Aspen, which sells products in more than 150 countries, posted strong annual results this week. Its share price hit a record high, giving it a market value of R155-billion.

The group reported a 29% rise in profit for the year to June as the effects of a weak local market were offset by contributions from offshore bolstered by overseas acquisitions. Group revenue soared 53% to R29.5-billion, but South African business revenue edged up only 1% to R7.4-billion.

International business revenue jumped 24% to R12.7-billion, though some margins decreased.

Saad said some products had become less sustainable as costs had risen.

"You need volume growth, preferably export-volumes growth in hard currency or else local manufacturers have a limited future."

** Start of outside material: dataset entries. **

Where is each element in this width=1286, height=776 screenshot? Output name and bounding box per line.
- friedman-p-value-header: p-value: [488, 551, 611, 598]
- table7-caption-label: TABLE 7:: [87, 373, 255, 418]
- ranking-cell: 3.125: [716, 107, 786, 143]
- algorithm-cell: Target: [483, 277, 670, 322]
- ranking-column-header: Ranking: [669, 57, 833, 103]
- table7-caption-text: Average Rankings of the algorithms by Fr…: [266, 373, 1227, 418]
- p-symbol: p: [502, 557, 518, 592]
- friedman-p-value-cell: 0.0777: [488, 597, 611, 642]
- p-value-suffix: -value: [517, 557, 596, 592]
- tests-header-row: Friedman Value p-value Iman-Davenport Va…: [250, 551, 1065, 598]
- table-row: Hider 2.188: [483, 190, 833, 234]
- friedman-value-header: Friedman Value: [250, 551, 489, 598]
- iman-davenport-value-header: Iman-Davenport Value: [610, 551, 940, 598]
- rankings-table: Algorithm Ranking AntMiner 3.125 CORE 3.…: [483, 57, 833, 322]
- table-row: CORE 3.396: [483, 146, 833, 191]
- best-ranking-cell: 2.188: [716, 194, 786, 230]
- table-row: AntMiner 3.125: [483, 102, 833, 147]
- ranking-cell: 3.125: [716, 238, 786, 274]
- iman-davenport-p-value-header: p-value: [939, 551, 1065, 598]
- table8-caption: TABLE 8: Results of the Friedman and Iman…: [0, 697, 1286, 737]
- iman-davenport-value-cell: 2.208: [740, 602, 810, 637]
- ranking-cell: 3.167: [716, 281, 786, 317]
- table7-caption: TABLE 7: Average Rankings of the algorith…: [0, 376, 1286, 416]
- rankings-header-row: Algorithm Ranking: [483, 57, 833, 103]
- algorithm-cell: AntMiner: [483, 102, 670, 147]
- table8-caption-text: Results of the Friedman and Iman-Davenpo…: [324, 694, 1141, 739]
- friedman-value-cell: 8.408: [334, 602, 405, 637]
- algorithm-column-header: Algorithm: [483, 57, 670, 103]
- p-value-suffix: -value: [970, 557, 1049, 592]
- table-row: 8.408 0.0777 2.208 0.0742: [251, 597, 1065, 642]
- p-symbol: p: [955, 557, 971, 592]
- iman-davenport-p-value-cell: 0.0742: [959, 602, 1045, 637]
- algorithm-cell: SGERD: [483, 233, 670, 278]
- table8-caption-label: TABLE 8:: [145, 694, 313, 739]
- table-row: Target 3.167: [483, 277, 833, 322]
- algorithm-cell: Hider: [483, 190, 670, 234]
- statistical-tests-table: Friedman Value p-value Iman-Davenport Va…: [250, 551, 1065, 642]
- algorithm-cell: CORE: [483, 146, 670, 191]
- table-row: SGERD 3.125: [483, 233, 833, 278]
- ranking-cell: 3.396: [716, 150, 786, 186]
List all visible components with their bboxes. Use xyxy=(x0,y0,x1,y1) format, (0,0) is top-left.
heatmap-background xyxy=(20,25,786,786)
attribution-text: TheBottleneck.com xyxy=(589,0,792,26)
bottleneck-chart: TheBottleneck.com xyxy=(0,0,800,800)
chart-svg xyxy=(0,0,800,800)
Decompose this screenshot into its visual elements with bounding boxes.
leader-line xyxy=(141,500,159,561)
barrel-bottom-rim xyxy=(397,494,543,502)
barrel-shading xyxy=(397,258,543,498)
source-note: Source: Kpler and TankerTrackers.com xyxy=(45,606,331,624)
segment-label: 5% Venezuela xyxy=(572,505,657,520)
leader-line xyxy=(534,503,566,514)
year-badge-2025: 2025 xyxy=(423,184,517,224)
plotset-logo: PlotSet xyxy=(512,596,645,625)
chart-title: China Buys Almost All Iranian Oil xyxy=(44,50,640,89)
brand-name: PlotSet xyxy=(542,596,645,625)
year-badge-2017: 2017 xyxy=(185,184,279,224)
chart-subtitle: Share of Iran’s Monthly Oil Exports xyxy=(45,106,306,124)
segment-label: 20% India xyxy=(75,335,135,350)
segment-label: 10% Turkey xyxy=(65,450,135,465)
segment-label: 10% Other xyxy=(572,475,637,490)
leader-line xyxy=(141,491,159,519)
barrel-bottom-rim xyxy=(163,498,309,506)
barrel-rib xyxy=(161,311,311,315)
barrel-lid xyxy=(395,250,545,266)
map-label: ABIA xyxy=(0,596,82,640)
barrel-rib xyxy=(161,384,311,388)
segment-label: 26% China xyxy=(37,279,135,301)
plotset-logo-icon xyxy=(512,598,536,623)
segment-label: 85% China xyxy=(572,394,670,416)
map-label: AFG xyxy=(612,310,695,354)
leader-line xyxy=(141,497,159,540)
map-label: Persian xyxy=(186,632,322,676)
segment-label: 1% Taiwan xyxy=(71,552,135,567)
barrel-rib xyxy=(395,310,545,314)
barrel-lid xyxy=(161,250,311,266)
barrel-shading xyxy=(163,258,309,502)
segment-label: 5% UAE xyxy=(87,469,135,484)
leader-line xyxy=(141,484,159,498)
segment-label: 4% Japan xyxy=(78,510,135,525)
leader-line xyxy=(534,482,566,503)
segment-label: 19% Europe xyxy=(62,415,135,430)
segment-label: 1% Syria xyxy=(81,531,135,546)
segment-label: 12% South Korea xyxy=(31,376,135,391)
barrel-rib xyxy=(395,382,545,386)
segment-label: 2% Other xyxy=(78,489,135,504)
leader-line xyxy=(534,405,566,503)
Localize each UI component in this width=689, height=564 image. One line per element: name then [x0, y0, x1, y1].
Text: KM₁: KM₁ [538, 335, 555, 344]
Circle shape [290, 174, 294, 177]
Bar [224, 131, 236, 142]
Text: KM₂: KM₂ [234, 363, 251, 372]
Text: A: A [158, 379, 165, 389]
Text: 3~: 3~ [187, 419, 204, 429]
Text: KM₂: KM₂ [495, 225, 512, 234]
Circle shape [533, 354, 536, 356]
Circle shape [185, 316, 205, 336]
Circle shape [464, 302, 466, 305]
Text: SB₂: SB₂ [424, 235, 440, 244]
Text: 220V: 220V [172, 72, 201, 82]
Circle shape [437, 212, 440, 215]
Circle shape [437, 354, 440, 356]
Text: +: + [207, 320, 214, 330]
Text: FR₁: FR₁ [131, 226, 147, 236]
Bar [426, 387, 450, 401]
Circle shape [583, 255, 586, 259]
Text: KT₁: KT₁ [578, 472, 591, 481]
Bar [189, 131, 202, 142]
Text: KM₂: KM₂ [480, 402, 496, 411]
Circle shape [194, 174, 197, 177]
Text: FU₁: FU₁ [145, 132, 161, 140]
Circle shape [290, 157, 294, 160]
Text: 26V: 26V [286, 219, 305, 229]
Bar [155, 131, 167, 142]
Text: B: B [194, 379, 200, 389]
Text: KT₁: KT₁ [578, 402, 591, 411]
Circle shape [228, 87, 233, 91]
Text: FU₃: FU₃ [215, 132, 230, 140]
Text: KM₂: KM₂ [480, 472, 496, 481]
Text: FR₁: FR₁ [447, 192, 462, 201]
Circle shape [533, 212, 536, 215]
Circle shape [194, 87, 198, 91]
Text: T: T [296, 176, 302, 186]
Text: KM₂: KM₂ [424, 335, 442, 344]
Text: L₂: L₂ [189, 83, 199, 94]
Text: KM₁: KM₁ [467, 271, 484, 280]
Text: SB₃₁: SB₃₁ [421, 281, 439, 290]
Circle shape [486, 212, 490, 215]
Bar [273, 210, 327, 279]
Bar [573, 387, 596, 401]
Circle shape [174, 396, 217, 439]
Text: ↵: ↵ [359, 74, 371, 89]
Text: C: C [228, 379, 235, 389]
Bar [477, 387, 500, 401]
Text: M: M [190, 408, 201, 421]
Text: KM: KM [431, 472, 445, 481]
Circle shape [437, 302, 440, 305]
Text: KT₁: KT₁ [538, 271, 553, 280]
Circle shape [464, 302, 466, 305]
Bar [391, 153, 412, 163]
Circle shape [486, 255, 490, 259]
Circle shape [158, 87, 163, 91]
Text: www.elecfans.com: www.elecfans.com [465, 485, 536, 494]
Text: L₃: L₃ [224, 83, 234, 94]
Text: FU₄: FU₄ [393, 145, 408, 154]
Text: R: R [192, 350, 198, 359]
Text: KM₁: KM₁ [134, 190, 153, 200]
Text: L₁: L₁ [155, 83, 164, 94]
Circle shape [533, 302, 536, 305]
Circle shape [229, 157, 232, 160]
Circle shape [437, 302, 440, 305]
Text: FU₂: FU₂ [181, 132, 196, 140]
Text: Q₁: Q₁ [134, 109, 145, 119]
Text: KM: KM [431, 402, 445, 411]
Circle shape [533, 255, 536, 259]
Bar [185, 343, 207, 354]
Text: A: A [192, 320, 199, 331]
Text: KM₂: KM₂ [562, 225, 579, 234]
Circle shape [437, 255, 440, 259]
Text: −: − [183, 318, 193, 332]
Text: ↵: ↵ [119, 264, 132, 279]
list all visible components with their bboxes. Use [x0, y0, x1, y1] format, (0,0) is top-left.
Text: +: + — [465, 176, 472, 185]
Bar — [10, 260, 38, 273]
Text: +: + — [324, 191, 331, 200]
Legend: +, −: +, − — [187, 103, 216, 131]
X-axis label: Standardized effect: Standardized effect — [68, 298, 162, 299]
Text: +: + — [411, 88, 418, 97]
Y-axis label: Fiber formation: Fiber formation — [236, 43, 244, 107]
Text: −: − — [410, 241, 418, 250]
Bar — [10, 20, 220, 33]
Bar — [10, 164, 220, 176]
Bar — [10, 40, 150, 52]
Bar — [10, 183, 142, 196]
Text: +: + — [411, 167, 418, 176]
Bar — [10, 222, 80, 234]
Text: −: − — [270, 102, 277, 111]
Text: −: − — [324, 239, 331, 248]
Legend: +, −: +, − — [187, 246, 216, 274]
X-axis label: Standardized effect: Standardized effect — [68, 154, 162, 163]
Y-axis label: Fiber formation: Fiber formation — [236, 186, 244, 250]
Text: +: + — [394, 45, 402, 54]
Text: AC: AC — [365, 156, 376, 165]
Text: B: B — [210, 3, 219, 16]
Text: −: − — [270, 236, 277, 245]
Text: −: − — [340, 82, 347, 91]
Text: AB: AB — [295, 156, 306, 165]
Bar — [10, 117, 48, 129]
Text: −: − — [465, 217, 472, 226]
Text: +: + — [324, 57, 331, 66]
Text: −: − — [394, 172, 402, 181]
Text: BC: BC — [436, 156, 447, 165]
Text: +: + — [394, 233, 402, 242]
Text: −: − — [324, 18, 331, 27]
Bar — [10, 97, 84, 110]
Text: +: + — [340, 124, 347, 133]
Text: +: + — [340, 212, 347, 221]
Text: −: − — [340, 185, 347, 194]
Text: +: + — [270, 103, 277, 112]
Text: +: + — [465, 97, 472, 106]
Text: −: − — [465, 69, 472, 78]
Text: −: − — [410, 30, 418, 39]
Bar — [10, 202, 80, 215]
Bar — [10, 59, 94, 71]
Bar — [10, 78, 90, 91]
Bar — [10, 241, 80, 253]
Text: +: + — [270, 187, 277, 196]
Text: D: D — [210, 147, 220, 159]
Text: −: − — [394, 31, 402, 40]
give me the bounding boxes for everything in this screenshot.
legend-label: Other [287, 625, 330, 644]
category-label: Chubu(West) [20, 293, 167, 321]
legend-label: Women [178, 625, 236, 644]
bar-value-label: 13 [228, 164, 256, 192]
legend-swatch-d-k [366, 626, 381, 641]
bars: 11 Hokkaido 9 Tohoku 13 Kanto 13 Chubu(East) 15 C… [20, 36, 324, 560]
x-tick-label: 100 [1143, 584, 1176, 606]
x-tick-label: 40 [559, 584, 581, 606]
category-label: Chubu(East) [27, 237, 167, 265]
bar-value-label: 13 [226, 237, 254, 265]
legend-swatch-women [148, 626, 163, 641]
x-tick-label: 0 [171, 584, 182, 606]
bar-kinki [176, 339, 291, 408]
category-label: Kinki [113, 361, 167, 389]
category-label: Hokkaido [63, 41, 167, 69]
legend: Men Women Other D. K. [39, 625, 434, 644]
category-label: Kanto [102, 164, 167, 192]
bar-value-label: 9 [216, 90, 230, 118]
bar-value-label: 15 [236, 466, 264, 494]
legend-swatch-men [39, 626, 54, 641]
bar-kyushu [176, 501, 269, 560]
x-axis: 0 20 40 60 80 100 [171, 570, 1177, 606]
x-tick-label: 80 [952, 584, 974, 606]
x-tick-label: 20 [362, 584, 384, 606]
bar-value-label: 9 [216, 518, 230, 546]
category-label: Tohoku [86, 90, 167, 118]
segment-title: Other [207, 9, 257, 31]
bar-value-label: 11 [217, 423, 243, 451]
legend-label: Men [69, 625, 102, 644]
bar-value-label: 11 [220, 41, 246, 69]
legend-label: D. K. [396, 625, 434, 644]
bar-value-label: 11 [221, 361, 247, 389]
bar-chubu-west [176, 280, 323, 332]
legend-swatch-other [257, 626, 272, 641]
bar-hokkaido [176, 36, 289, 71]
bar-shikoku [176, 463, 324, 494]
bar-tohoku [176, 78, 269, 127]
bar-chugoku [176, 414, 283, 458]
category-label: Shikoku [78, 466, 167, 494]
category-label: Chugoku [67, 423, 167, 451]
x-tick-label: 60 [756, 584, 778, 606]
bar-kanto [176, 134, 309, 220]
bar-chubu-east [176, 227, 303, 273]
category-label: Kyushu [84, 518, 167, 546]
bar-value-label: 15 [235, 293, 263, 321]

The challenge for local manufacturing lies in weak local currency and price increase caps. Manufacturing output plummeted in July, falling 7.9% year on year, the biggest contraction since October 2009 after increasing 0.2% in June.

The rand dropped about 25% against the dollar last year and about 70% over the past two years.

Imported components make up much of the cost of goods. Single-exit price legislation means that once a year the health minister regulates prices, which were aligned more with CPI than exchange-rate movements.

The single-exit price rise of 5.82% this March was not enough to counteract the rand's weakness and wage and energy cost inflation. The formula is supposed to cover exchange-rate and CPI increases.